CURWOOD: What about chimps who are used otherwise in captivity - on the stage, in shows, in movies?

PETERSON: Chimpanzees that you see in the movies tend to be child actors. Chimps are so physically strong that by the time they're about 5 or 6 or 7 years old they're dangerous. By the time they've graduated from being a child, they're put in a cage and left there. In order to get chimps to do some of these behaviors, sometimes various things go on behind the scenes. For example, some chimps are fitted with remote control electric shock devices.

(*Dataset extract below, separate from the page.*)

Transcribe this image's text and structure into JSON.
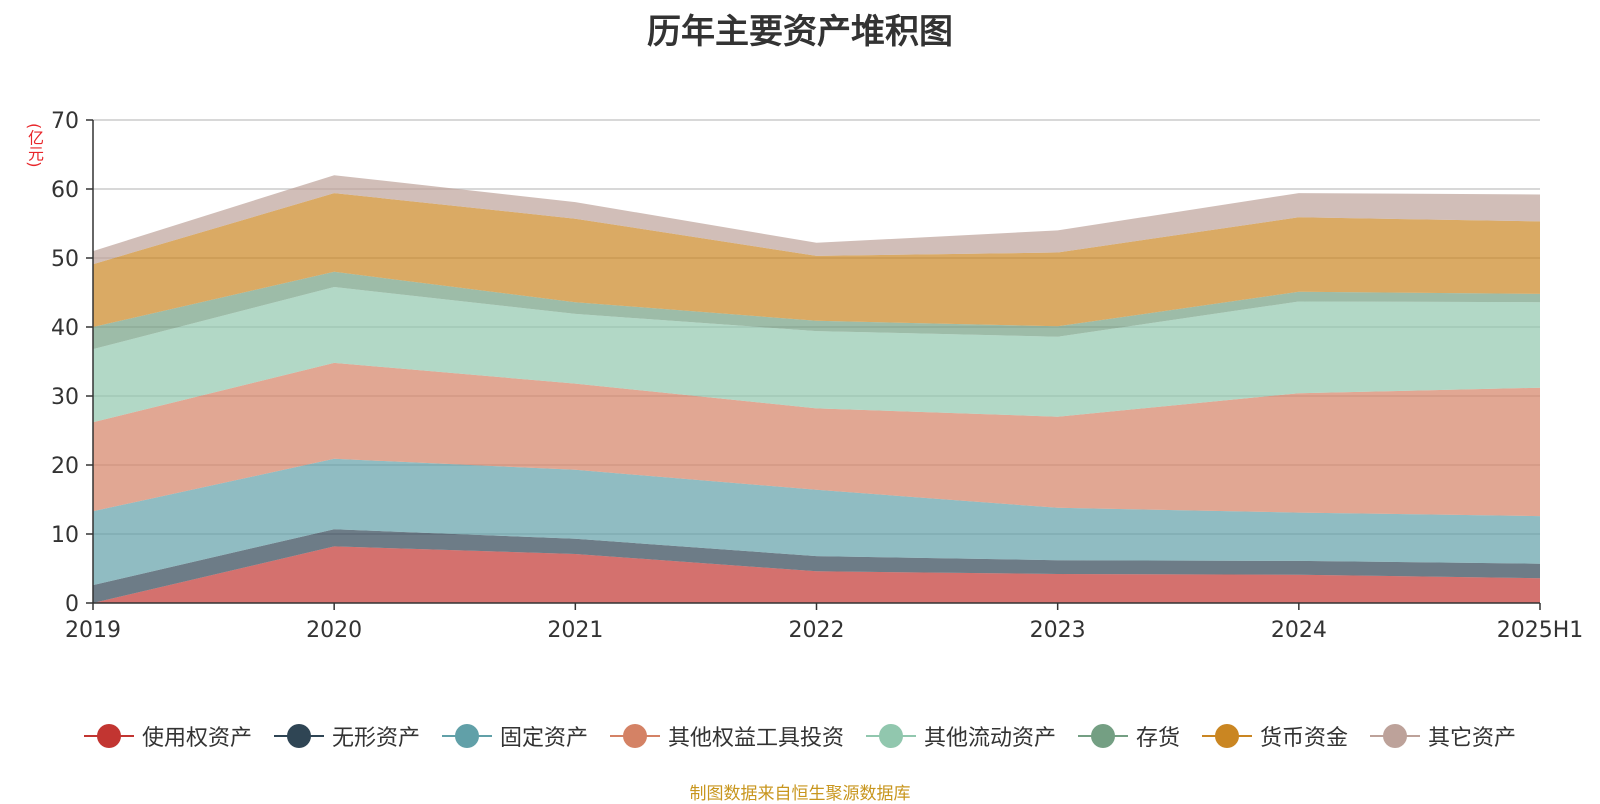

GOODALL: Yeah, like a shock collar on a dog.

PETERSON: Yeah, and I don't think either Jane and I are going to say that abuse, if this is abuse, happens in all cases, with chimps in entertainment, but it happens a lot.

GOODALL: Happens a lot.

CURWOOD: So what sort of special considerations are you seeking for chimps in captivity? Are there laws, do you think we should change the rules about who can keep chimps and how they should be kept?

GOODALL: Yeah, I think that it should be absolutely not legal for private individuals to buy and sell chimpanzees. It's rather like the days of the slave trade where humans were actually bought and sold, and families broken up. Now we do the same to chimpanzees and I believe the day will come when we realize that they share sufficient human attributes that we should treat them in a very different way from that that exists today.

CURWOOD: So where does this leave us regarding the treatment of other animals who aren't as smart as chimps or gorillas or people?

GOODALL: Well, see, for me the chimpanzee always acts like a kind of bridge. Once you realize that we humans aren't as different from the rest of the animal kingdom as we used to think, and it's the chimp that really demonstrates this best, then you reach a new awareness, a new understanding, a new respect for the other amazing non-human beings and once you accept that not only humans have emotions, then you can pay more attention to the emotions, to the feelings of other sentient beings.

CURWOOD: Thank you. Jane Goodall and Dale Peterson are authors of Visions of Caliban: On Chimpanzees and People. Thanks for joining us.

GOODALL /PETERSON: Thanks - thank you.